- Directed by: Pon Kumaran
- Written by: Pon Kumaran
- Produced by: Satish Reddy A.
- Starring: Rachan Chandra; Vedhika; Prakash Raj;
- Cinematography: Shiva
- Edited by: Ravi Santheiklu
- Music by: Yuvan Shankar Raja
- Production company: Eminent Movie Makers
- Release date: 1 December 2017;
- Running time: 133 minutes
- Country: India
- Language: Kannada

= Gowdru Hotel =

2017 Kannada film

Gowdru Hotel is a 2017 Indian Kannada-language drama directed by Pon Kumaran starring Rachan Chandra, Vedhika and Prakash Raj. The film is a remake of the Malayalam film Ustad Hotel (2012).

== Cast ==
- Rachan Chandra as Rishi
- Vedhika as Rishi's girlfriend
- Prakash Raj as Rishi's grandfather
- Anant Nag
- Raj Deepak Shetty as CEO
- Yuvan Shankar Raja (special appearance in "Kshanvu Kooda")
- Sridhar (special appearance in "Kshanvu Kooda")

== Production ==
The film is a remake of the Malayalam film Ustad Hotel (2012) and features newcomer Rachan Chandra, Vedhika, and Prakash Raj in the lead roles. The film was adapted to suit the Kannada audience. The film was shorter than the Malayalam original. Anant Nag was cast to play a role in the film. While the Malayalam film featured biriyani, this film featured mudde.

== Soundtrack ==
This film marks the Kannada debut of Tamil music composer Yuvan Shankar Raja (his previous Kannada albums were remakes).

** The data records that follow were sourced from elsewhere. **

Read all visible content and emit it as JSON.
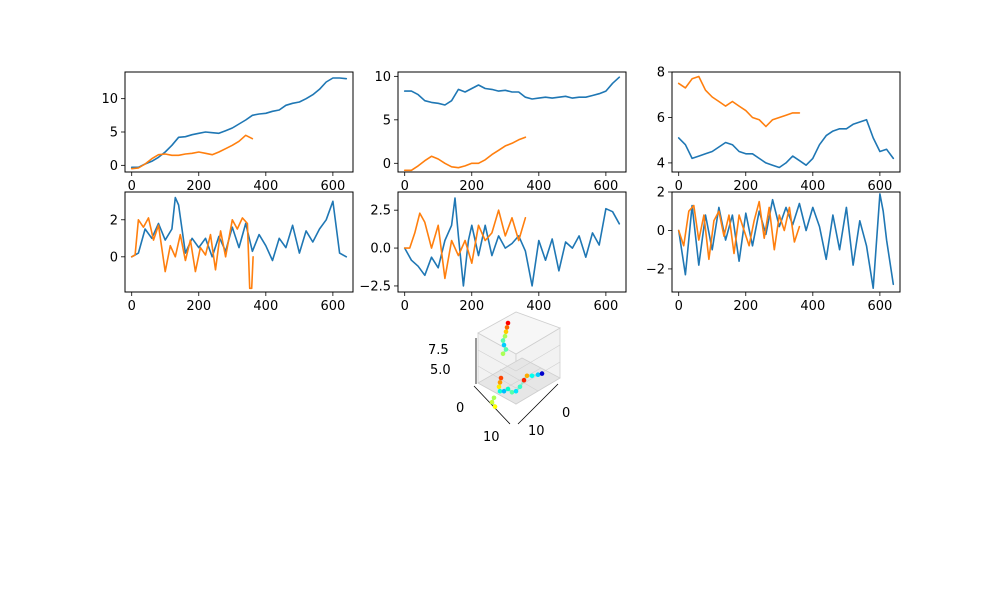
{
  "colors": {
    "series_a": "#1f77b4",
    "series_b": "#ff7f0e"
  },
  "chart_data": [
    {
      "type": "line",
      "panel": "row1-col1",
      "xlim": [
        -20,
        660
      ],
      "ylim": [
        -1,
        14
      ],
      "xticks": [
        0,
        200,
        400,
        600
      ],
      "yticks": [
        0,
        5,
        10
      ],
      "tick_labels_x": [
        "0",
        "200",
        "400",
        "600"
      ],
      "tick_labels_y": [
        "0",
        "5",
        "10"
      ],
      "series": [
        {
          "color_key": "series_a",
          "x": [
            0,
            20,
            40,
            60,
            80,
            100,
            120,
            140,
            160,
            180,
            200,
            220,
            240,
            260,
            280,
            300,
            320,
            340,
            360,
            380,
            400,
            420,
            440,
            460,
            480,
            500,
            520,
            540,
            560,
            580,
            600,
            620,
            640
          ],
          "y": [
            -0.3,
            -0.3,
            0.2,
            0.6,
            1.2,
            2.0,
            3.0,
            4.2,
            4.3,
            4.6,
            4.8,
            5.0,
            4.9,
            4.8,
            5.2,
            5.6,
            6.2,
            6.8,
            7.5,
            7.7,
            7.8,
            8.1,
            8.3,
            9.0,
            9.3,
            9.5,
            10.0,
            10.6,
            11.4,
            12.5,
            13.1,
            13.1,
            13.0
          ]
        },
        {
          "color_key": "series_b",
          "x": [
            0,
            20,
            40,
            60,
            80,
            100,
            120,
            140,
            160,
            180,
            200,
            220,
            240,
            260,
            280,
            300,
            320,
            340,
            360
          ],
          "y": [
            -0.5,
            -0.4,
            0.2,
            1.0,
            1.6,
            1.7,
            1.5,
            1.5,
            1.7,
            1.8,
            2.0,
            1.8,
            1.6,
            2.0,
            2.5,
            3.0,
            3.6,
            4.5,
            4.0
          ]
        }
      ]
    },
    {
      "type": "line",
      "panel": "row1-col2",
      "xlim": [
        -20,
        660
      ],
      "ylim": [
        -1,
        10.5
      ],
      "xticks": [
        0,
        200,
        400,
        600
      ],
      "yticks": [
        0,
        5,
        10
      ],
      "tick_labels_x": [
        "0",
        "200",
        "400",
        "600"
      ],
      "tick_labels_y": [
        "0",
        "5",
        "10"
      ],
      "series": [
        {
          "color_key": "series_a",
          "x": [
            0,
            20,
            40,
            60,
            80,
            100,
            120,
            140,
            160,
            180,
            200,
            220,
            240,
            260,
            280,
            300,
            320,
            340,
            360,
            380,
            400,
            420,
            440,
            460,
            480,
            500,
            520,
            540,
            560,
            580,
            600,
            620,
            640
          ],
          "y": [
            8.3,
            8.3,
            7.9,
            7.2,
            7.0,
            6.9,
            6.7,
            7.2,
            8.5,
            8.2,
            8.6,
            9.0,
            8.6,
            8.5,
            8.3,
            8.4,
            8.2,
            8.2,
            7.6,
            7.4,
            7.5,
            7.6,
            7.5,
            7.6,
            7.7,
            7.5,
            7.6,
            7.6,
            7.8,
            8.0,
            8.3,
            9.2,
            9.9
          ]
        },
        {
          "color_key": "series_b",
          "x": [
            0,
            20,
            40,
            60,
            80,
            100,
            120,
            140,
            160,
            180,
            200,
            220,
            240,
            260,
            280,
            300,
            320,
            340,
            360
          ],
          "y": [
            -0.8,
            -0.8,
            -0.3,
            0.3,
            0.8,
            0.5,
            0.0,
            -0.4,
            -0.5,
            -0.3,
            0.0,
            0.0,
            0.4,
            1.0,
            1.5,
            2.0,
            2.3,
            2.7,
            3.0
          ]
        }
      ]
    },
    {
      "type": "line",
      "panel": "row1-col3",
      "xlim": [
        -20,
        660
      ],
      "ylim": [
        3.6,
        8
      ],
      "xticks": [
        0,
        200,
        400,
        600
      ],
      "yticks": [
        4,
        6,
        8
      ],
      "tick_labels_x": [
        "0",
        "200",
        "400",
        "600"
      ],
      "tick_labels_y": [
        "4",
        "6",
        "8"
      ],
      "series": [
        {
          "color_key": "series_a",
          "x": [
            0,
            20,
            40,
            60,
            80,
            100,
            120,
            140,
            160,
            180,
            200,
            220,
            240,
            260,
            280,
            300,
            320,
            340,
            360,
            380,
            400,
            420,
            440,
            460,
            480,
            500,
            520,
            540,
            560,
            580,
            600,
            620,
            640
          ],
          "y": [
            5.1,
            4.8,
            4.2,
            4.3,
            4.4,
            4.5,
            4.7,
            4.9,
            4.8,
            4.5,
            4.4,
            4.4,
            4.2,
            4.0,
            3.9,
            3.8,
            4.0,
            4.3,
            4.1,
            3.9,
            4.2,
            4.8,
            5.2,
            5.4,
            5.5,
            5.5,
            5.7,
            5.8,
            5.9,
            5.1,
            4.5,
            4.6,
            4.2
          ]
        },
        {
          "color_key": "series_b",
          "x": [
            0,
            20,
            40,
            60,
            80,
            100,
            120,
            140,
            160,
            180,
            200,
            220,
            240,
            260,
            280,
            300,
            320,
            340,
            360
          ],
          "y": [
            7.5,
            7.3,
            7.7,
            7.8,
            7.2,
            6.9,
            6.7,
            6.5,
            6.7,
            6.5,
            6.3,
            6.0,
            5.9,
            5.6,
            5.9,
            6.0,
            6.1,
            6.2,
            6.2
          ]
        }
      ]
    },
    {
      "type": "line",
      "panel": "row2-col1",
      "xlim": [
        -20,
        660
      ],
      "ylim": [
        -1.9,
        3.5
      ],
      "xticks": [
        0,
        200,
        400,
        600
      ],
      "yticks": [
        0,
        2
      ],
      "tick_labels_x": [
        "0",
        "200",
        "400",
        "600"
      ],
      "tick_labels_y": [
        "0",
        "2"
      ],
      "series": [
        {
          "color_key": "series_a",
          "x": [
            0,
            20,
            40,
            60,
            80,
            100,
            120,
            130,
            140,
            160,
            180,
            200,
            220,
            240,
            260,
            280,
            300,
            320,
            340,
            360,
            380,
            400,
            420,
            440,
            460,
            480,
            500,
            520,
            540,
            560,
            580,
            600,
            620,
            640
          ],
          "y": [
            0.0,
            0.2,
            1.5,
            1.0,
            1.8,
            0.9,
            1.5,
            3.2,
            2.8,
            0.2,
            1.0,
            0.5,
            1.0,
            0.0,
            1.1,
            0.3,
            1.6,
            0.5,
            1.8,
            0.3,
            1.2,
            0.6,
            -0.2,
            1.0,
            0.5,
            1.7,
            0.2,
            1.4,
            0.8,
            1.5,
            2.0,
            3.0,
            0.2,
            0.0
          ]
        },
        {
          "color_key": "series_b",
          "x": [
            0,
            10,
            20,
            35,
            50,
            65,
            80,
            100,
            115,
            130,
            145,
            160,
            175,
            190,
            205,
            220,
            235,
            250,
            265,
            280,
            300,
            315,
            330,
            345,
            352,
            358,
            362
          ],
          "y": [
            0.0,
            0.1,
            2.0,
            1.6,
            2.1,
            0.9,
            1.7,
            -0.8,
            0.6,
            0.0,
            1.2,
            -0.2,
            0.9,
            -0.8,
            0.5,
            0.1,
            1.2,
            -0.7,
            1.4,
            0.0,
            2.0,
            1.5,
            2.1,
            1.8,
            -1.7,
            -1.7,
            0.0
          ]
        }
      ]
    },
    {
      "type": "line",
      "panel": "row2-col2",
      "xlim": [
        -20,
        660
      ],
      "ylim": [
        -2.9,
        3.7
      ],
      "xticks": [
        0,
        200,
        400,
        600
      ],
      "yticks": [
        -2.5,
        0.0,
        2.5
      ],
      "tick_labels_x": [
        "0",
        "200",
        "400",
        "600"
      ],
      "tick_labels_y": [
        "−2.5",
        "0.0",
        "2.5"
      ],
      "series": [
        {
          "color_key": "series_a",
          "x": [
            0,
            20,
            40,
            60,
            80,
            100,
            120,
            140,
            150,
            160,
            175,
            190,
            200,
            220,
            240,
            260,
            280,
            300,
            320,
            340,
            360,
            380,
            400,
            420,
            440,
            460,
            480,
            500,
            520,
            540,
            560,
            580,
            600,
            620,
            640
          ],
          "y": [
            0.0,
            -0.8,
            -1.2,
            -1.8,
            -0.6,
            -1.3,
            0.5,
            1.5,
            3.3,
            0.8,
            -2.5,
            0.5,
            1.5,
            -0.5,
            1.5,
            -0.5,
            0.8,
            0.0,
            0.3,
            0.8,
            -0.2,
            -2.5,
            0.5,
            -0.8,
            0.6,
            -1.5,
            0.4,
            0.0,
            0.8,
            -0.6,
            1.0,
            0.2,
            2.6,
            2.4,
            1.6
          ]
        },
        {
          "color_key": "series_b",
          "x": [
            0,
            15,
            30,
            45,
            60,
            80,
            100,
            120,
            140,
            160,
            180,
            200,
            220,
            240,
            260,
            280,
            300,
            320,
            340,
            360
          ],
          "y": [
            0.0,
            0.0,
            1.0,
            2.3,
            1.7,
            0.0,
            1.5,
            -2.0,
            0.5,
            -0.5,
            0.5,
            -1.0,
            1.5,
            0.5,
            1.0,
            2.5,
            0.8,
            2.0,
            0.5,
            2.0
          ]
        }
      ]
    },
    {
      "type": "line",
      "panel": "row2-col3",
      "xlim": [
        -20,
        660
      ],
      "ylim": [
        -3.2,
        2.0
      ],
      "xticks": [
        0,
        200,
        400,
        600
      ],
      "yticks": [
        -2,
        0,
        2
      ],
      "tick_labels_x": [
        "0",
        "200",
        "400",
        "600"
      ],
      "tick_labels_y": [
        "−2",
        "0",
        "2"
      ],
      "series": [
        {
          "color_key": "series_a",
          "x": [
            0,
            20,
            40,
            60,
            80,
            100,
            120,
            140,
            160,
            180,
            200,
            220,
            240,
            260,
            280,
            300,
            320,
            340,
            360,
            380,
            400,
            420,
            440,
            460,
            480,
            500,
            520,
            540,
            560,
            580,
            600,
            610,
            620,
            640
          ],
          "y": [
            0.0,
            -2.3,
            1.3,
            -1.8,
            0.8,
            -1.0,
            1.2,
            -0.5,
            0.8,
            -1.6,
            0.9,
            -0.8,
            1.0,
            -0.2,
            1.6,
            0.2,
            1.2,
            0.3,
            1.4,
            0.0,
            1.2,
            0.2,
            -1.5,
            0.8,
            -1.0,
            1.2,
            -1.8,
            0.5,
            -0.8,
            -3.0,
            1.9,
            1.0,
            -0.5,
            -2.8
          ]
        },
        {
          "color_key": "series_b",
          "x": [
            0,
            15,
            30,
            45,
            60,
            75,
            90,
            105,
            120,
            135,
            150,
            165,
            180,
            195,
            210,
            225,
            240,
            255,
            270,
            285,
            300,
            315,
            330,
            345,
            360
          ],
          "y": [
            0.0,
            -0.8,
            1.0,
            1.3,
            -0.5,
            0.8,
            -1.5,
            0.5,
            1.0,
            -0.3,
            0.8,
            -1.2,
            0.8,
            0.0,
            -0.8,
            0.5,
            1.5,
            -0.4,
            1.2,
            -1.0,
            0.8,
            0.0,
            1.2,
            -0.6,
            0.2
          ]
        }
      ]
    },
    {
      "type": "scatter3d",
      "panel": "row3-col2",
      "z_ticks": [
        "7.5",
        "5.0"
      ],
      "x_ticks": [
        "0",
        "10"
      ],
      "y_ticks": [
        "0",
        "10"
      ],
      "colormap": "jet",
      "points": [
        {
          "p": [
            0.38,
            0.1
          ],
          "c": "#ff0000"
        },
        {
          "p": [
            0.37,
            0.14
          ],
          "c": "#ff6a00"
        },
        {
          "p": [
            0.36,
            0.18
          ],
          "c": "#ffcc00"
        },
        {
          "p": [
            0.35,
            0.22
          ],
          "c": "#aaff55"
        },
        {
          "p": [
            0.33,
            0.26
          ],
          "c": "#55ffaa"
        },
        {
          "p": [
            0.34,
            0.3
          ],
          "c": "#00ccff"
        },
        {
          "p": [
            0.36,
            0.34
          ],
          "c": "#55ffaa"
        },
        {
          "p": [
            0.33,
            0.38
          ],
          "c": "#aaff55"
        },
        {
          "p": [
            0.31,
            0.6
          ],
          "c": "#ff4400"
        },
        {
          "p": [
            0.3,
            0.64
          ],
          "c": "#ff9900"
        },
        {
          "p": [
            0.29,
            0.68
          ],
          "c": "#ffee00"
        },
        {
          "p": [
            0.3,
            0.72
          ],
          "c": "#00ffdd"
        },
        {
          "p": [
            0.34,
            0.72
          ],
          "c": "#00bbff"
        },
        {
          "p": [
            0.38,
            0.7
          ],
          "c": "#00ffcc"
        },
        {
          "p": [
            0.42,
            0.73
          ],
          "c": "#55ffaa"
        },
        {
          "p": [
            0.46,
            0.72
          ],
          "c": "#00e5ff"
        },
        {
          "p": [
            0.5,
            0.68
          ],
          "c": "#33ffcc"
        },
        {
          "p": [
            0.54,
            0.62
          ],
          "c": "#ff2200"
        },
        {
          "p": [
            0.57,
            0.58
          ],
          "c": "#ffaa00"
        },
        {
          "p": [
            0.62,
            0.58
          ],
          "c": "#00ffee"
        },
        {
          "p": [
            0.68,
            0.57
          ],
          "c": "#00ccff"
        },
        {
          "p": [
            0.72,
            0.56
          ],
          "c": "#0000cc"
        },
        {
          "p": [
            0.24,
            0.78
          ],
          "c": "#aaff55"
        },
        {
          "p": [
            0.22,
            0.82
          ],
          "c": "#ccff33"
        },
        {
          "p": [
            0.25,
            0.86
          ],
          "c": "#ffff00"
        }
      ]
    }
  ]
}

| No. | Title | Lyrics | Singer(s) | Length |
|---|---|---|---|---|
| 1. | "Ondhe Jeevana" | Kaviraj | Yuvan Shankar Raja | 3:11 |
| 2. | "Kshanvu Kooda" | Kaviraj | Yuvan Shankar Raja, Sanjana Kalamanje | 3:22 |
| 3. | "Ninna Haage" | K. Kalyan | Rahul Nambiar | 3:56 |
| 4. | "Gowdru Hotel Theme" | K. Kalyan | Vijay Prakash | 4:04 |
| Total length: |  |  |  | 14:33 |

== Release ==
The Times of India gave the film a rating of two-and-a-half out of five stars and stated that "Go ahead, watch it if you want to check out an okay effort that is nearly salvaged in the second half".